Fighting increases a player's abilities, such as defense, parry, slashing, etc. Each time a skill increases, a message is displayed across the top of the screen. The better one's abilities get, the more effective a fighter, mage, or whatever he is. Experience is gained through killing individual monsters and through defeating encounters. Taking on three grouped opponents will give the player experience for killing each monster and bonus experience for wiping out the entire group. If an encounter is overwhelming, a player can use the Call for Help option and either get assistance or run away. Once a monster or group of monsters is engaged, it is locked from attack by anyone not part of those attacking. This remedies killstealing, but prevents others from stepping in to help those in distress. When the Call for Help is activated, others may assist in the battle, but the bonus encounter experience is not given.
The Chance to be a Hero
Grouping is encouraged in EQII, and players benefit greatly from joining groups. A quick jaunt into the Commonlands reveals that most monsters above level 8 or so come in groups. The best part of the group dynamic is how differing classes assist each other.
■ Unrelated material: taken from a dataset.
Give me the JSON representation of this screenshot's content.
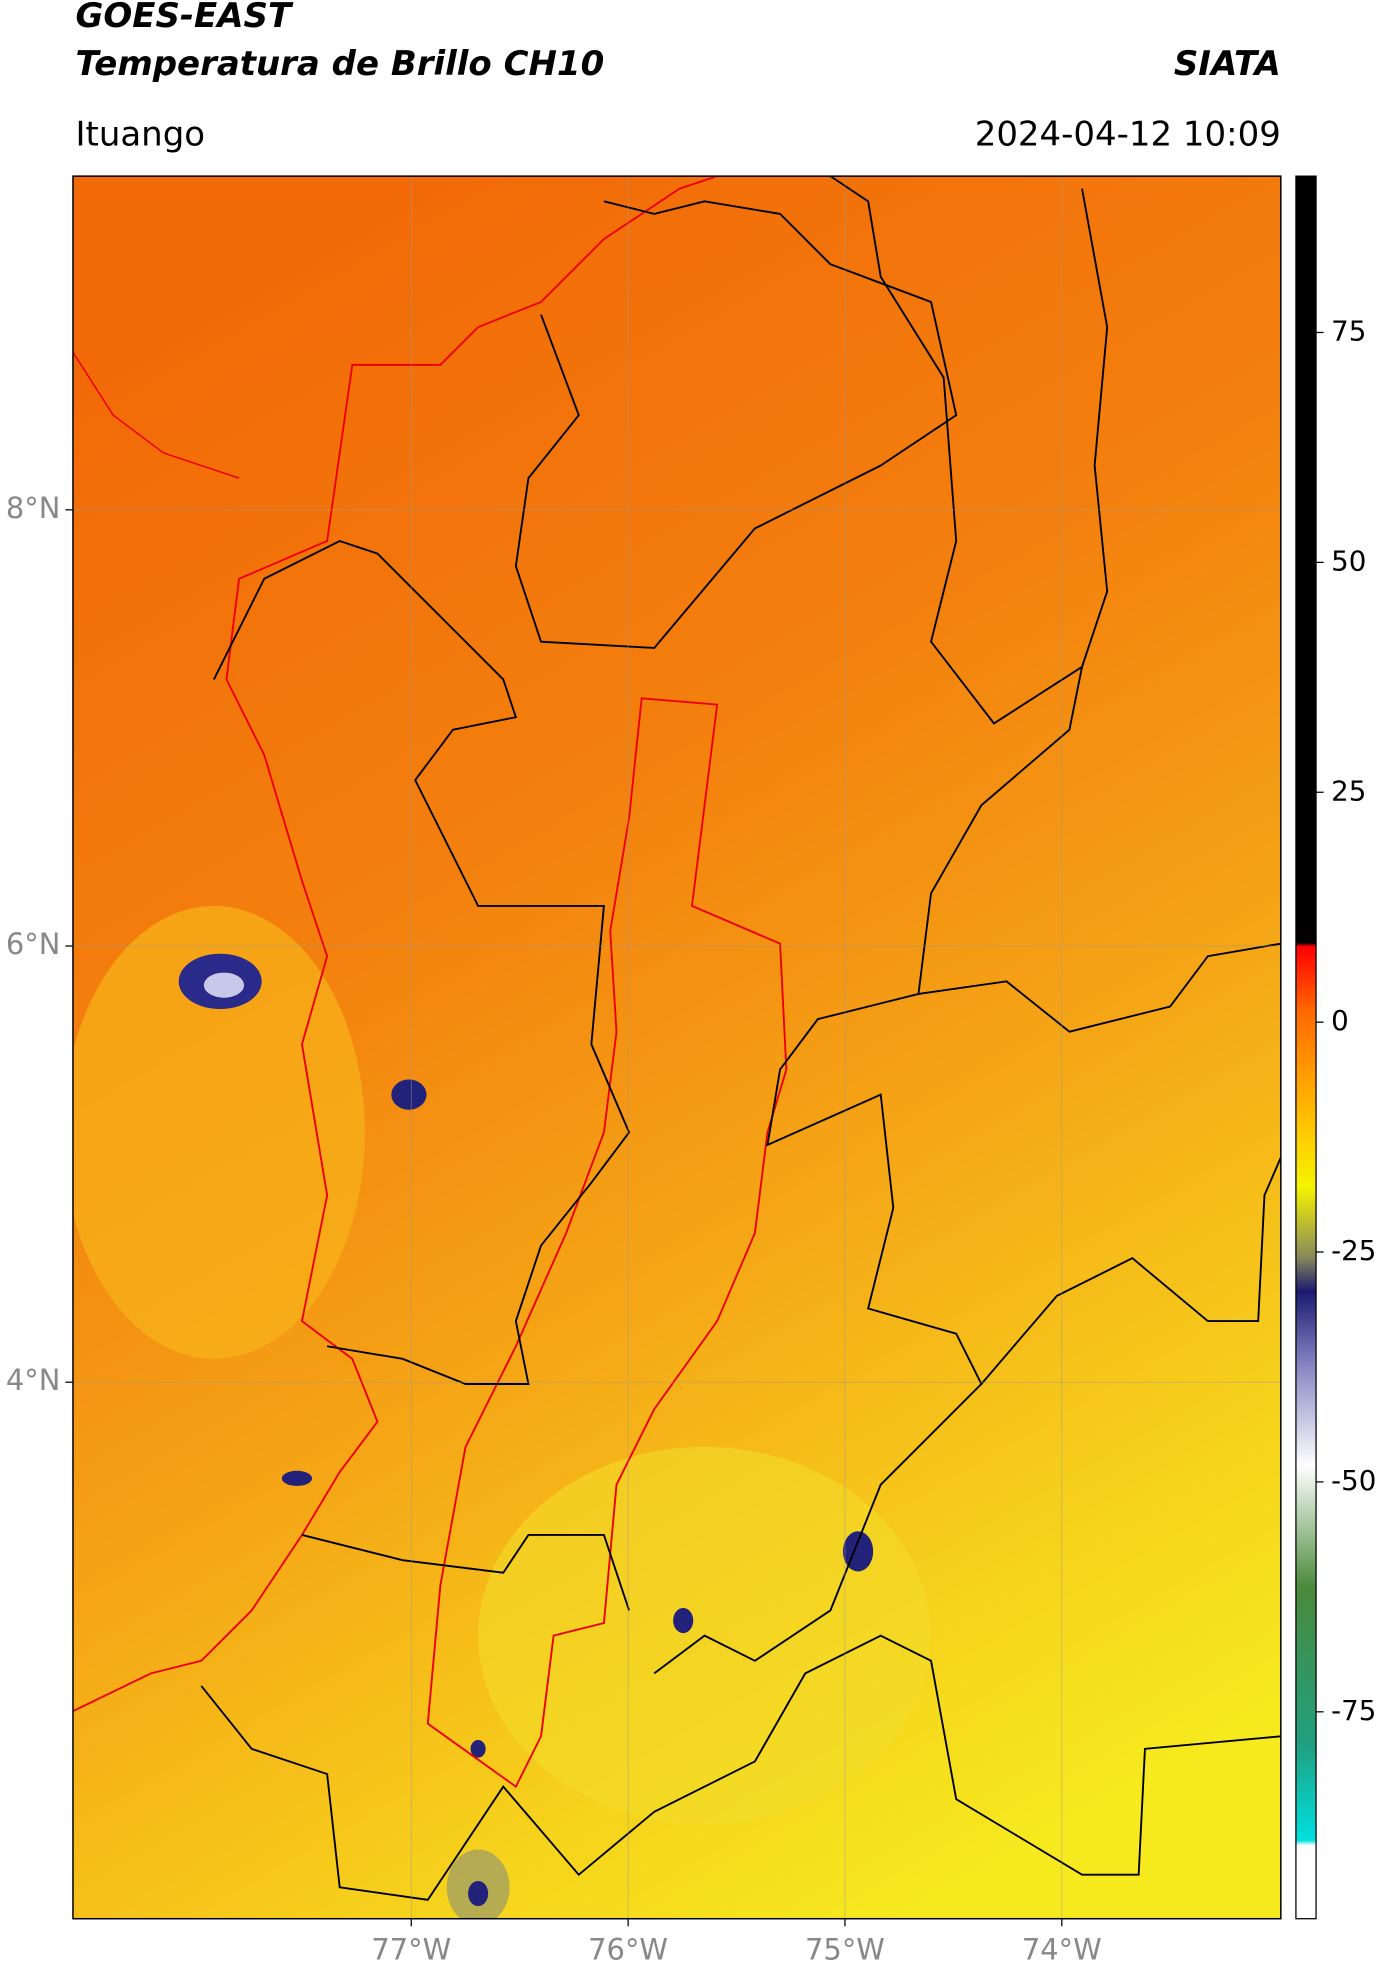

SOE has taken that one step further with heroic opportunities. Certain actions will trigger a chain that culminates in a powerful action. These can be performed by a single player or can work in groups. If a group member sets off a heroic opportunity, a wheel appears in the corner of each member's screen. Icons will flash in each player's taskbar if they will further the opportunity. Another player in the group may cast a spell or perform an action that progresses the chain, giving yet another player the chance to execute the opportunity. There are all sorts of combinations that can foster a synergy among a good group and can make them a very effective combat party.
Killing a great number of a certain type of mob will give a player a title that he may display after his name. It is not uncommon to see players running around with, "Hunter of Undead" or "Killer of Goblins" after their names. Leveling up brings new spells and/or abilities and opens up new quests. NPCs who were silent before may now offer quests to the player who has achieved a certain level and is ready for their tasks.
Of course, where there's fighting, there's death. Dying in EverQuest II is not nearly the penalty it was in the original EverQuest. Players may still be resurrected by priest classes, but for those who must release, a new quest is provided called, "Spirit Shard Retrieval." Rather than leave a corpse on the ground with all the player's equipment, forcing him to run back to the corpse virtually naked to retrieve his gear, a player in EQII is given an option of a nearby location at which he may be resurrected. He leaves behind a ghostly spirit shard where he died. Death also saddles the player with an experience debt that must be satisfied. Retrieving a spirit shard lessens the debt dramatically. Only the player can see his spirit shard, so the landscape is not littered with ghostly bodies.
The experience debt is not a loss of experience. The trauma of losing a level is not to be found in EQII. Instead, the experience debt is applied against future experience. A 3% debt may require the equivalent of 7% experience to be overcome. Debt is shown in red on the progress bar. It's basically hell level experience, so anything that can be done to mitigate it, such as retrieving a spirit shard, is preferable to just punching through it.